Supplies 1 of 3

The photo shows a month’s ration for March 1946 – 12.8 kg of bread, a bag with foodstuffs, possibly barley or oats, one sausage and two pieces of butter or animal fat. It is striking that no vegetables or fruit are to be seen; the food cards probably refer to them only symbolically. The arrival of the first batches of eastern European refugees and expellees brought renewed shortages and in April 1946 the bread ration fell by half to 6.4 kg per month. From May to mid-September 1946 the Heidelberg residents received only 4 kg of bread per month. The food supply was one of the most urgent and long-lasting problems of the post-war period.

Food ration after the end of the war, including bread, cheese, sausage

The baby having a diaper change here is severely undernourished. The under-supply of the Heidelberg population with food, which fluctuated in the time after the war ended, particularly affected children and young people. At the end of July 1946 many school students did not have enough to eat for breakfast, if anything. Disease increased due to the food shortages. The number of tuberculosis cases, in particular, had increased sixfold in 1946 compared to 1940. At the same time, in 1946 there were 36.6 percent more deaths in Heidelberg than in the final year of the war. Child mortality was 54.1 percent higher than in 1940. After the supply situation improved in the last months of 1946 the following year saw another food crisis. According to data from the military government, the daily ration was sometimes merely 791 kcal. The Heidelberg health authority stated in July 1947 that more than half of the approximately 15,000 pupils of the city and rural district were at least 10 percent smaller than the weight normal for their age and height. Summer 1947 saw the introduction of school meals for severely under-weight pupils.
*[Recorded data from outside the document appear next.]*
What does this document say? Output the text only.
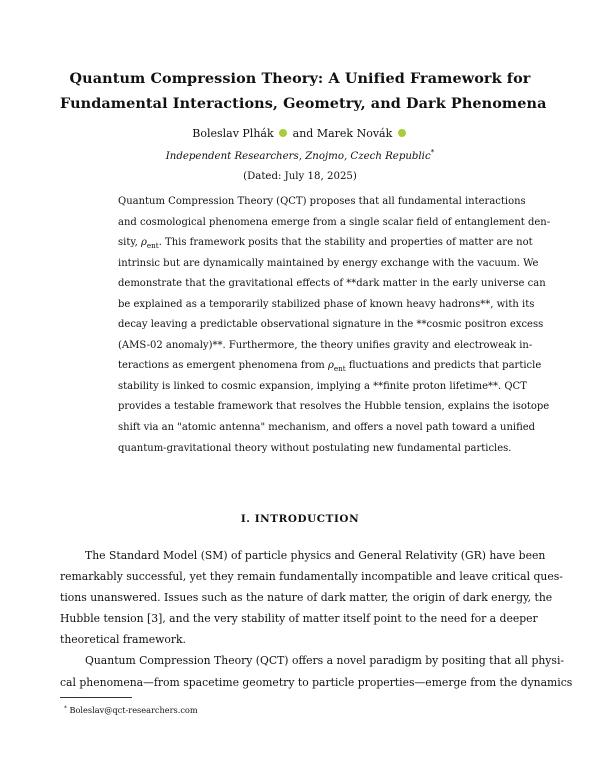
Quantum Compression Theory: A Unified Framework for
Fundamental Interactions, Geometry, and Dark Phenomena
Boleslav Plhák and Marek Novák
Independent Researchers, Znojmo, Czech Republic*
(Dated: July 18, 2025)
Quantum Compression Theory (QCT) proposes that all fundamental interactions
and cosmological phenomena emerge from a single scalar field of entanglement den-
sity, $\rho_{ent}$. This framework posits that the stability and properties of matter are not
intrinsic but are dynamically maintained by energy exchange with the vacuum. We
demonstrate that the gravitational effects of **dark matter in the early universe can
be explained as a temporarily stabilized phase of known heavy hadrons**, with its
decay leaving a predictable observational signature in the **cosmic positron excess
(AMS-02 anomaly)**. Furthermore, the theory unifies gravity and electroweak in-
teractions as emergent phenomena from $\rho_{ent}$ fluctuations and predicts that particle
stability is linked to cosmic expansion, implying a **finite proton lifetime**. QCT
provides a testable framework that resolves the Hubble tension, explains the isotope
shift via an "atomic antenna" mechanism, and offers a novel path toward a unified
quantum-gravitational theory without postulating new fundamental particles.
I. INTRODUCTION
The Standard Model (SM) of particle physics and General Relativity (GR) have been
remarkably successful, yet they remain fundamentally incompatible and leave critical ques-
tions unanswered. Issues such as the nature of dark matter, the origin of dark energy, the
Hubble tension [3], and the very stability of matter itself point to the need for a deeper
theoretical framework.
Quantum Compression Theory (QCT) offers a novel paradigm by positing that all physi-
cal phenomena—from spacetime geometry to particle properties—emerge from the dynamics
* Boleslav@qct-researchers.com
The food was donated by Americans and distributed on average to 15,000 to 16,000 particularly needy people in Heidelberg, mainly children.

Undernourished baby after the war

Destroyed railway tracks and bridges, as well as the lack of gas (petrol) and vehicles, hampered the provision of the Heidelberg population with fuel in the first post-war months. This not only meant that they could not heat their residences adequately, if at all, but also that it restricted their cooking facilities. On 8 May 1945 the Heidelberg city administration reported to the military government that so far it had only been possible to deliver coal to bakeries, butcher’s shops and some restaurants. The civilian population was told to go to the forestry authority for permission to chop wood from the city forest. The military government prohibited the private burning of coal briquettes. In July 1945 the city council decided to introduce a soup kitchen in the university refectory, primarily for people who could not cook themselves for lack of fuel. At first, between 1,000 and 2,000 portions were doled out. Jobless persons were to be obliged to chop firewood. The illicit collecting of wood in the city forest developed into a serious problem. In May 1946 there was still very little coal available and the city councilors anticipated an even more precarious supply in the coming winter. The city forest was again to be opened to private individuals to cut firewood, as long as insufficient coal and wood could be precured from elsewhere.